Ce qui peut se tenter, ce que tel programme de concours peut nous obliger à faire, et ce que cette édition récente, partielle et thématique, nous suggère, c'est essayer de rebattre le jeu dispersé de ces cartes selon la problématique d'une notion, celle de la justice.

Généralités

La justice ne dit pas ce qui est ou ce qui n'est pas (c'est la science ou l'ontologie qui le disent). Elle ne dit pas non plus ce qui est bien ou mal, c'est la morale qui s'en charge. Elle ne dit pas ce qu'il faut croire, c'est la religion qui le fait à travers les propres institutions qui constituent son magistère. La justice ne gouverne pas la société : pour cela il y a des pouvoirs, lesquels, entre autres actions, appliquent ou non les principes et les décisions de la justice. La justice a son domaine propre d'activité et de souveraineté, le droit[2]. Comme philosophie du Droit, elle recherche les fondements du Juste et de l'Injuste, c'est-à-dire les normes dernières qui doivent régler la vie en commun des hommes et même, sous le nom de droit des gens, la guerre et la paix entre les nations. Comme savoir, elle décrit, commente, critique et enseigne ces normes ; comme institution, elle règle, en leur nom, les litiges qui surviennent dans cette vie en commun des hommes, réprime les délits et prononce des peines. Si la justice ne crée pas les normes, elle participe à leur explicitation et donc à leur élaboration, par les activités que l'on vient de dire : la réflexion sur les lois et le déploiement de la jurisprudence à mesure de ses décisions.

Le moment de Pascal

Vers le milieu du XVIe siècle, avec la révolution cosmologique qui trouvera ses formulations accomplies sous les noms de Galilée puis de Newton, quelque chose s'est perdu, définitivement : l'idée médiévale d'un univers fermé, d'un cosmos réglé en nature par les lois physiques, sociales, familiales et morales de la fidélité. Désormais le règne du désordre et de l'injustice est patent : même s'ils existaient auparavant, ils n'ont plus de paravent. Tout l'effort de la philosophie devrait donc consister à rechercher les moyens de fonder en raison un ordre de justice et de paix entre les hommes.

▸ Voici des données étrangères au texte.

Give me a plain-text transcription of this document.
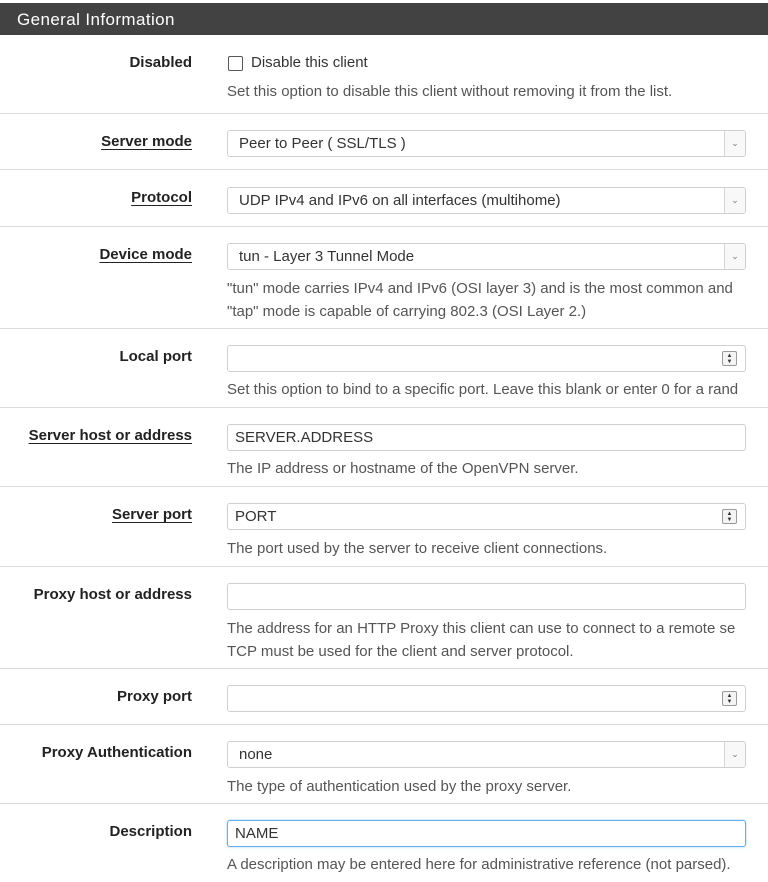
General Information
Disabled	Disable this client
Set this option to disable this client without removing it from the list.
Server mode	Peer to Peer ( SSL/TLS )	⌄
Protocol	UDP IPv4 and IPv6 on all interfaces (multihome)	⌄
Device mode	tun - Layer 3 Tunnel Mode	⌄
"tun" mode carries IPv4 and IPv6 (OSI layer 3) and is the most common and
"tap" mode is capable of carrying 802.3 (OSI Layer 2.)
Local port	▲
▼
Set this option to bind to a specific port. Leave this blank or enter 0 for a rand
Server host or address	SERVER.ADDRESS
The IP address or hostname of the OpenVPN server.
Server port	PORT	▲
▼
The port used by the server to receive client connections.
Proxy host or address
The address for an HTTP Proxy this client can use to connect to a remote se
TCP must be used for the client and server protocol.
Proxy port	▲
▼
Proxy Authentication	none	⌄
The type of authentication used by the proxy server.
Description	NAME
A description may be entered here for administrative reference (not parsed).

Montaigne notamment, la grande lecture de Pascal, est le témoin intelligent et ironique du nouvel état des choses. Mais, sur le théâtre, le Macbeth de Shakespeare (1605) montrait encore que le meurtre du prince est une offense mortelle à toute la nature : les chevaux hennissent la nuit et le jour ne se lève plus, l'injustice de l'acte atteint le cosmos tout entier. Au dénouement, l'ordre sera rétabli, mais il se sera passé quelque chose dans le monde. Plus tard, le Dom Juan de Molière (1664) notera, par la bouche de Sganarelle, et montrera en actes qu'« un grand seigneur méchant homme est une terrible chose », entendons « un monstre dans la nature », comme il sera dit par Dom Louis, son père. Là aussi l'ordre des pères, des prêteurs et de Dieu sera, sinon rétabli, du moins vengé. Et, de son côté, La Rochefoucauld constate, avec la lucidité d'un grand seigneur parfois soupçonné de méchanceté, que, en effet, « ce que nous prenons pour des vertus n'est souvent qu'un assemblage de diverses actions et de divers intérêts, que la fortune ou notre industrie savent arranger ; et [que] ce n'est pas toujours par valeur et par chasteté que les hommes sont vaillants et que les femmes sont chastes » (maxime 1). Désormais les deux vertus cardinales de l'ordre féodal sont discréditées comme fausses. L'amour-propre arrache chacun à l'ordre des obligations anciennes et l'enferme dans le tourbillon de son désordre intime. Le duc et pair le dit, non pas dans un discours comme celui des moralistes, mais dans des maximes, une par une assenée, car c'est le seul mode possible de sa dénonciation, bref et délié lui aussi de toutes attaches.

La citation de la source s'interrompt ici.